Oh, and have you heard about Rashaad Penny? In April, the Seahawks snatched the former San Diego State standout with the 27th overall pick of the NFL Draft. On Saturday, he showed why, wiggling around blocks and swallowing turf with long, powerful strides en route to a 57-yard gain.

It’s easy to fall in love with Carson’s frame and physicality, or Penny’s blend of size and speed, or J.D. McKissic and C.J. Prosise’s ability to catch the ball out of the backfield and contribute in special teams.

In an increasingly crowded running back room, it’s easy to forget about Mike Davis.

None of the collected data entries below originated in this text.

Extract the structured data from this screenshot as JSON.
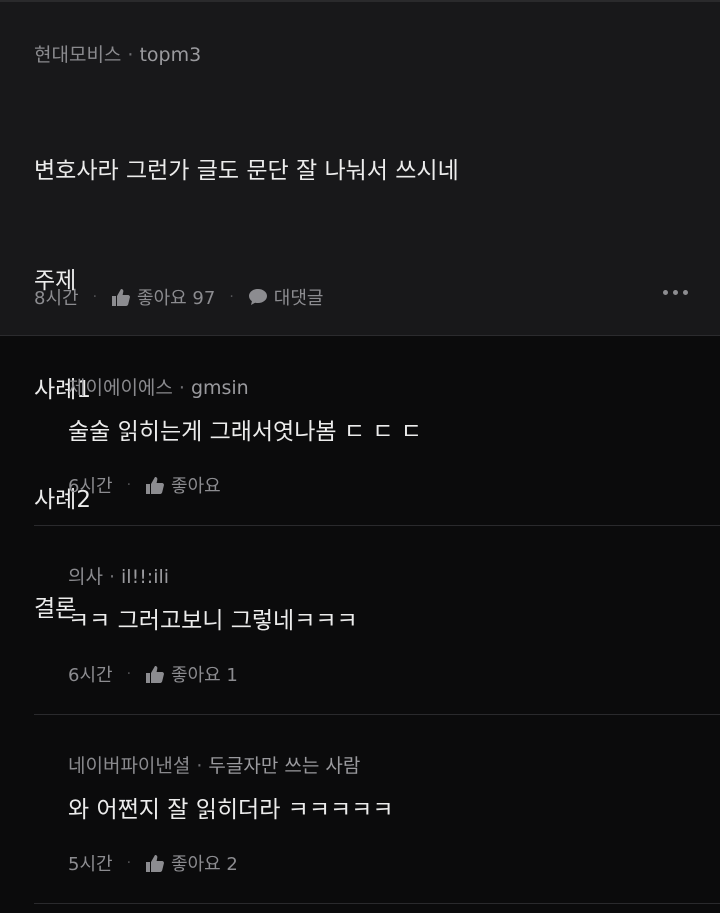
{
  "main": {
    "company": "현대모비스",
    "nickname": "topm3",
    "lines": [
      "변호사라 그런가 글도 문단 잘 나눠서 쓰시네",
      "주제",
      "사례1",
      "사례2",
      "결론"
    ],
    "time": "8시간",
    "like_label": "좋아요 97",
    "reply_label": "대댓글"
  },
  "replies": [
    {
      "company": "제이에이에스",
      "nickname": "gmsin",
      "text": "술술 읽히는게 그래서엿나봄 ㄷ ㄷ ㄷ",
      "time": "6시간",
      "like_label": "좋아요"
    },
    {
      "company": "의사",
      "nickname": "il!!:ili",
      "text": "ㅋㅋ 그러고보니 그렇네ㅋㅋㅋ",
      "time": "6시간",
      "like_label": "좋아요 1"
    },
    {
      "company": "네이버파이낸셜",
      "nickname": "두글자만 쓰는 사람",
      "text": "와 어쩐지 잘 읽히더라 ㅋㅋㅋㅋㅋ",
      "time": "5시간",
      "like_label": "좋아요 2"
    }
  ],
  "icons": {
    "like": "thumbs-up-icon",
    "reply": "speech-bubble-icon",
    "more": "more-dots-icon"
  },
  "colors": {
    "background": "#0b0b0c",
    "main_background": "#18181a",
    "meta": "#8a8a8e",
    "text": "#ececec"
  }
}
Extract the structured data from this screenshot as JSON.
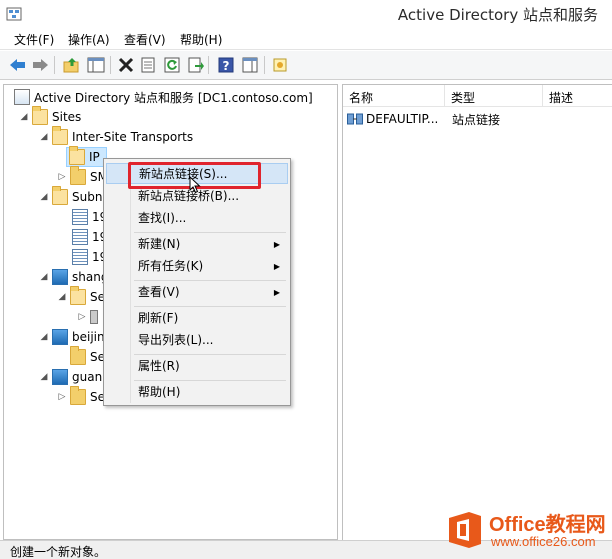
{
  "window": {
    "title": "Active Directory 站点和服务"
  },
  "menu": {
    "file": "文件(F)",
    "action": "操作(A)",
    "view": "查看(V)",
    "help": "帮助(H)"
  },
  "toolbar": {
    "icons": [
      "back-icon",
      "forward-icon",
      "up-folder-icon",
      "show-hide-console-tree-icon",
      "delete-icon",
      "properties-icon",
      "refresh-icon",
      "export-list-icon",
      "help-icon",
      "action-pane-icon",
      "new-object-icon"
    ]
  },
  "tree": {
    "root": "Active Directory 站点和服务 [DC1.contoso.com]",
    "sites": "Sites",
    "inter_site_transports": "Inter-Site Transports",
    "ip": "IP",
    "smtp": "SM",
    "subnets": "Subne",
    "subnet1": "19",
    "subnet2": "19",
    "subnet3": "19",
    "site_shanghai": "shang",
    "site_shanghai_servers": "Se",
    "site_beijing": "beijin",
    "site_beijing_servers": "Se",
    "site_guangzhou": "guan",
    "site_guangzhou_servers": "Se"
  },
  "list": {
    "headers": {
      "name": "名称",
      "type": "类型",
      "description": "描述"
    },
    "rows": [
      {
        "name": "DEFAULTIP...",
        "type": "站点链接",
        "description": ""
      }
    ]
  },
  "context_menu": {
    "new_site_link": "新站点链接(S)...",
    "new_site_link_bridge": "新站点链接桥(B)...",
    "find": "查找(I)...",
    "new": "新建(N)",
    "all_tasks": "所有任务(K)",
    "view": "查看(V)",
    "refresh": "刷新(F)",
    "export_list": "导出列表(L)...",
    "properties": "属性(R)",
    "help": "帮助(H)"
  },
  "status": {
    "text": "创建一个新对象。"
  },
  "watermark": {
    "title": "Office教程网",
    "url": "www.office26.com"
  },
  "colors": {
    "highlight_border": "#e0242d",
    "selection": "#cce8ff",
    "watermark": "#e8591a"
  }
}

Unless you’re Pete Carroll.

“He’s been very effective,” the Seahawks’ head coach said of Davis’ performance in training camp. “As a matter of fact, his best day of camp was yesterday. He had a really good day. I can’t tell you too much about today, but Mike has been very elusive. He’s been consistent. He’s been versatile.

“He can play throughout all of the calls at that position, catching the football and running routes, blocking and all that.”

Davis certainly showed that in last season’s limited December audition, stacking up an impressive 15 catches on 18 targets. He says he can do it all.

And to make the team, he’s willing to prove it.

“Whatever (first-year offensive coordinator Brian Schottenheimer) needs me to do, I’m with it,” Davis said. “If he needs me out wide, if he needs me to run a guy over, if he needs me to run past a guy, if he needs me to juke a guy, I’m here to do it all.”

Just don’t ask Davis to compete with his fellow running backs.

With a roster spot on the line, he’s turned the focus on himself.

“My motivation is always myself. I’m not in competition with anybody,” Davis said. “I know what I can come out here and do. I’m always coming out here and competing, but at the end of the day I’m competing with myself. I’m just coming out here and showing the coaches what I can do.”

Perhaps his most impactful opportunity to do that will come on Thursday, when the Seahawks kick off the preseason by hosting the Indianapolis Colts. In doing so, the team will unveil a retooled offense tailored around an increased devotion to the power run game.

In Saturday’s scrimmage, that starting offense produced four touchdowns in four drives, as the blue team battered an overmatched backup defense in a 28-6 win.

But was it simply an inept opponent, or a sign of things to come?

“With the offense, man, Schotty’s putting together a great playbook,” Davis said. “As you can see today, we kind of beat the brakes off of the white team.

“I’m just playing. We just look to be explosive. We’re looking to get the run game going first and then just come out with explosive plays.”

At this point, there’s no telling how many of Seattle’s five running backs will ultimately be allowed to do that. When asked about it on Saturday, Carroll said he’s “not worried about it at all.”

Davis — still, for now, a Seahawk — didn’t seem all that worried about it, either.

“That’s something for the coaches to figure out,” the 25-year-old running back said. “But at the end of the day, I love all my teammates. I’m the oldest guy in the room. I’m always looking forward to helping each and every one of the guys.

“So it’s not about competition to me. It’s up to the coaches, and I guess we’ll see how it goes during preseason.”